Again, within the context of what the series achieved, Fallout 1&2 has really good gameplay mechanics at the time it came out, coupled with excellent world design and top-notch writing. It was a whole package. And then Fallout 3 came out and.... come on. You should get what I mean with this by now.

And while Fallout 3 follows this design philosophy that's somehow unique to Bethesda purely because they didn't have any competition in the market, one can always play other games where they have good gameplay mechanics, but they didn't soil the legacy of Fallout 1&2.

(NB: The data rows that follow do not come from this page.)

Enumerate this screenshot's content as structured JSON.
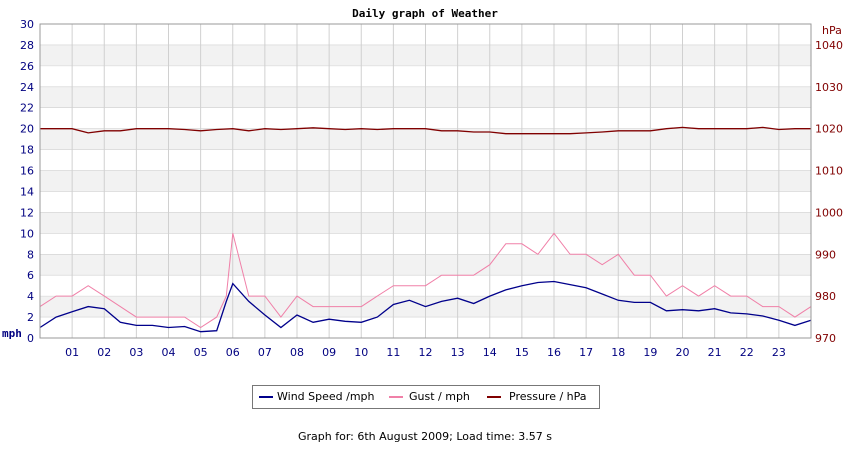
{
  "chart_data": {
    "type": "line",
    "title": "Daily graph of Weather",
    "left_axis": {
      "unit": "mph",
      "min": 0,
      "max": 30,
      "ticks": [
        0,
        2,
        4,
        6,
        8,
        10,
        12,
        14,
        16,
        18,
        20,
        22,
        24,
        26,
        28,
        30
      ],
      "color": "#000080"
    },
    "right_axis": {
      "unit": "hPa",
      "min": 970,
      "max": 1045,
      "ticks": [
        970,
        980,
        990,
        1000,
        1010,
        1020,
        1030,
        1040
      ],
      "color": "#800000"
    },
    "x_axis": {
      "min": 0,
      "max": 24,
      "ticks": [
        "01",
        "02",
        "03",
        "04",
        "05",
        "06",
        "07",
        "08",
        "09",
        "10",
        "11",
        "12",
        "13",
        "14",
        "15",
        "16",
        "17",
        "18",
        "19",
        "20",
        "21",
        "22",
        "23"
      ]
    },
    "colors": {
      "wind": "#00008b",
      "gust": "#f080a8",
      "pressure": "#800000",
      "band": "#f2f2f2",
      "grid": "#d0d0d0"
    },
    "series": [
      {
        "name": "Wind Speed /mph",
        "axis": "left",
        "x": [
          0,
          0.5,
          1,
          1.5,
          2,
          2.5,
          3,
          3.5,
          4,
          4.5,
          5,
          5.5,
          5.8,
          6,
          6.5,
          7,
          7.5,
          8,
          8.5,
          9,
          9.5,
          10,
          10.5,
          11,
          11.5,
          12,
          12.5,
          13,
          13.5,
          14,
          14.5,
          15,
          15.5,
          16,
          16.5,
          17,
          17.5,
          18,
          18.5,
          19,
          19.5,
          20,
          20.5,
          21,
          21.5,
          22,
          22.5,
          23,
          23.5,
          24
        ],
        "values": [
          1,
          2,
          2.5,
          3,
          2.8,
          1.5,
          1.2,
          1.2,
          1,
          1.1,
          0.6,
          0.7,
          3.5,
          5.2,
          3.5,
          2.2,
          1,
          2.2,
          1.5,
          1.8,
          1.6,
          1.5,
          2,
          3.2,
          3.6,
          3,
          3.5,
          3.8,
          3.3,
          4,
          4.6,
          5,
          5.3,
          5.4,
          5.1,
          4.8,
          4.2,
          3.6,
          3.4,
          3.4,
          2.6,
          2.7,
          2.6,
          2.8,
          2.4,
          2.3,
          2.1,
          1.7,
          1.2,
          1.7
        ]
      },
      {
        "name": "Gust / mph",
        "axis": "left",
        "x": [
          0,
          0.5,
          1,
          1.5,
          2,
          2.5,
          3,
          3.5,
          4,
          4.5,
          5,
          5.5,
          5.8,
          6,
          6.5,
          7,
          7.5,
          8,
          8.5,
          9,
          9.5,
          10,
          10.5,
          11,
          11.5,
          12,
          12.5,
          13,
          13.5,
          14,
          14.5,
          15,
          15.5,
          16,
          16.5,
          17,
          17.5,
          18,
          18.5,
          19,
          19.5,
          20,
          20.5,
          21,
          21.5,
          22,
          22.5,
          23,
          23.5,
          24
        ],
        "values": [
          3,
          4,
          4,
          5,
          4,
          3,
          2,
          2,
          2,
          2,
          1,
          2,
          4,
          10,
          4,
          4,
          2,
          4,
          3,
          3,
          3,
          3,
          4,
          5,
          5,
          5,
          6,
          6,
          6,
          7,
          9,
          9,
          8,
          10,
          8,
          8,
          7,
          8,
          6,
          6,
          4,
          5,
          4,
          5,
          4,
          4,
          3,
          3,
          2,
          3
        ]
      },
      {
        "name": "Pressure / hPa",
        "axis": "right",
        "x": [
          0,
          1,
          1.5,
          2,
          2.5,
          3,
          3.5,
          4,
          4.5,
          5,
          5.5,
          6,
          6.5,
          7,
          7.5,
          8,
          8.5,
          9,
          9.5,
          10,
          10.5,
          11,
          11.5,
          12,
          12.5,
          13,
          13.5,
          14,
          14.5,
          15,
          15.5,
          16,
          16.5,
          17,
          17.5,
          18,
          18.5,
          19,
          19.5,
          20,
          20.5,
          21,
          21.5,
          22,
          22.5,
          23,
          23.5,
          24
        ],
        "values": [
          1020,
          1020,
          1019,
          1019.5,
          1019.5,
          1020,
          1020,
          1020,
          1019.8,
          1019.5,
          1019.8,
          1020,
          1019.5,
          1020,
          1019.8,
          1020,
          1020.2,
          1020,
          1019.8,
          1020,
          1019.8,
          1020,
          1020,
          1020,
          1019.5,
          1019.5,
          1019.2,
          1019.2,
          1018.8,
          1018.8,
          1018.8,
          1018.8,
          1018.8,
          1019,
          1019.2,
          1019.5,
          1019.5,
          1019.5,
          1020,
          1020.3,
          1020,
          1020,
          1020,
          1020,
          1020.3,
          1019.8,
          1020,
          1020
        ]
      }
    ],
    "legend": [
      {
        "label": "Wind Speed /mph",
        "color": "#00008b"
      },
      {
        "label": "Gust / mph",
        "color": "#f080a8"
      },
      {
        "label": "Pressure / hPa",
        "color": "#800000"
      }
    ],
    "legend_position": "bottom-center",
    "grid": true
  },
  "footer": "Graph for: 6th August 2009; Load time: 3.57 s"
}
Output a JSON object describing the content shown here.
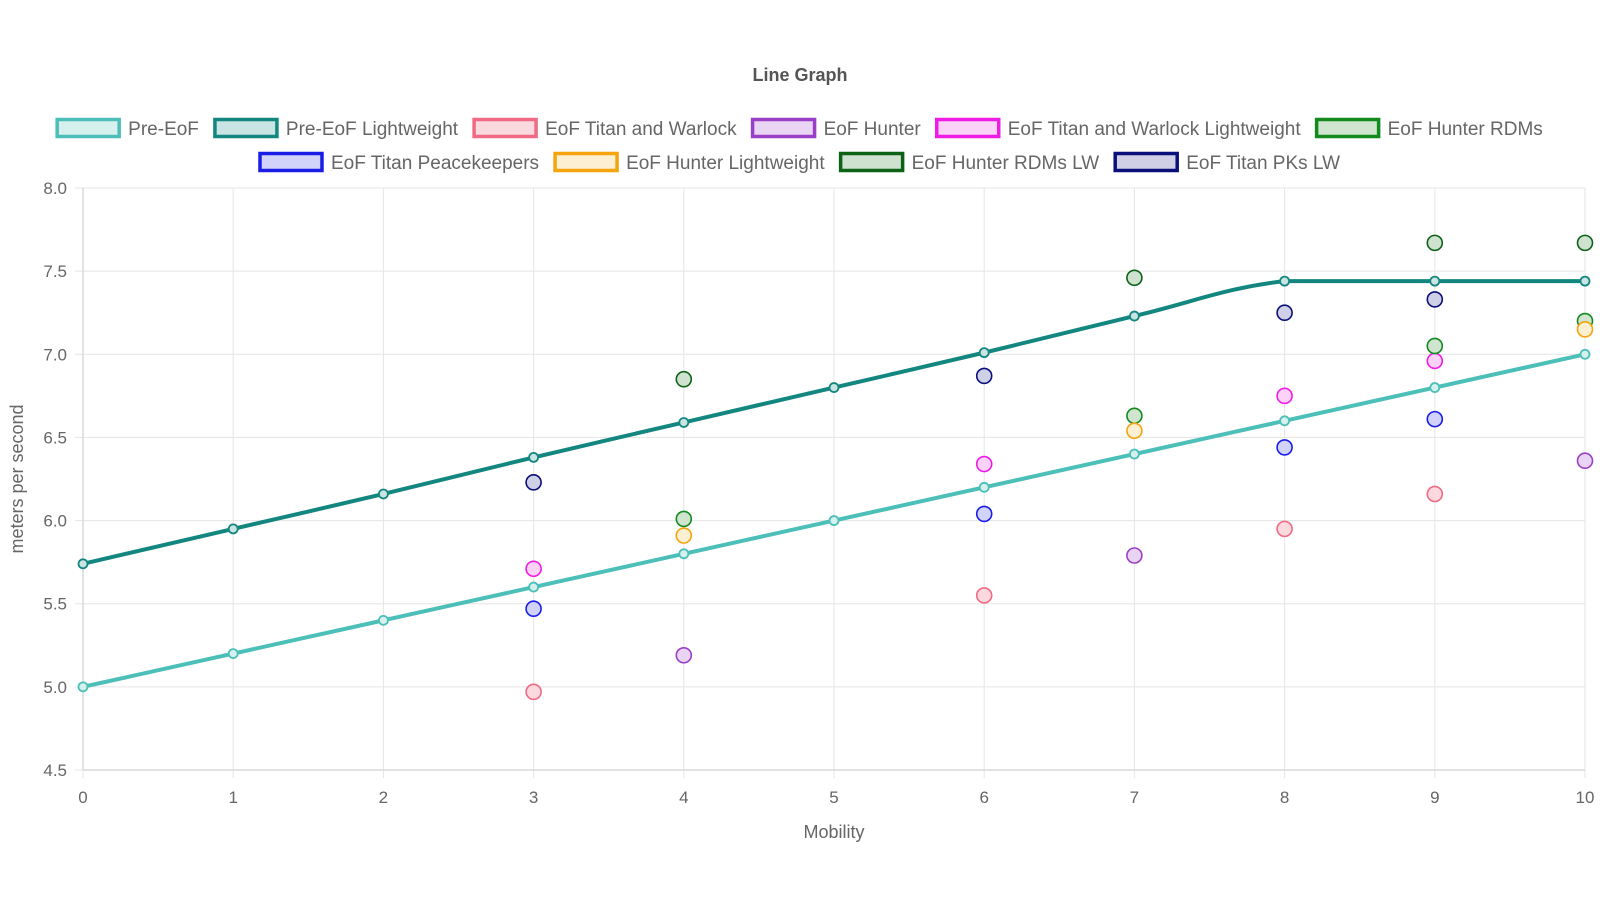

A holotape with some cool exposition leading to a skeleton would work.
:flameon:
 
When the ball was then thrown into the writer's court, they dropped it like a bunch of incompetent morons by doing things like stocking food openly on shelves in a two century old urban grocery store. This is shitty writing.
I didn't like it either, but are we at all sure that this wasn't a scripting flaw? I can't imagine that they populated every shelf and container by hand. Silly as it was, I do think that Jet showing up in a centuries old sealed footlocker, was the result of careless scripting, and not intentional—at least I hope not.
 
Yeah, I'm vaguely remembering that Bethesda actually let their procedural random generator or something like that to handle things like this, instead of handcrafting them where they should have. Same with level scaling that will eventually says fuck you to character progression. @Risewild can you confirm how loot generation works in both games?
 
I don't know what school you went, but gameplay and writing are not separate, at least in RPGs. I've seen several essays from game developers and i haven't heard anyone said that. New Vegas has stuff like the Q-35 matter modulator which has writing and gameplay intertwined. How are they supposed to be separate if they do stuff like this?

Ever hear of a guy called Shigeru Miyamoto? Also, you just answered your own question. You have to use one thing (the plasma rifle) to serve multiple purposes (gameplay and story).

They're talking about the one thing you forgot to consider when participating in this discussion: world design, which can also be derived to level design and/or environmental design. This is what Daniel and Norzan has been talking about.

Writing, world design, call it what you like. I'll give you an example of a problem I'm working on right now. I have to design a space that feels like a real Walmart-style building to the player, but is also a fun level to play from a gameplay perspective. A real dilemma. When forced to make compromises, I always prioritize the latter. The player will subconsciously fill in any story discrepencies if I do a good enough job. It's just psychology.

Everybody can go on believing what they like, though. I'm not going to keep arguing with a bunch of gamers who think they know everything about design.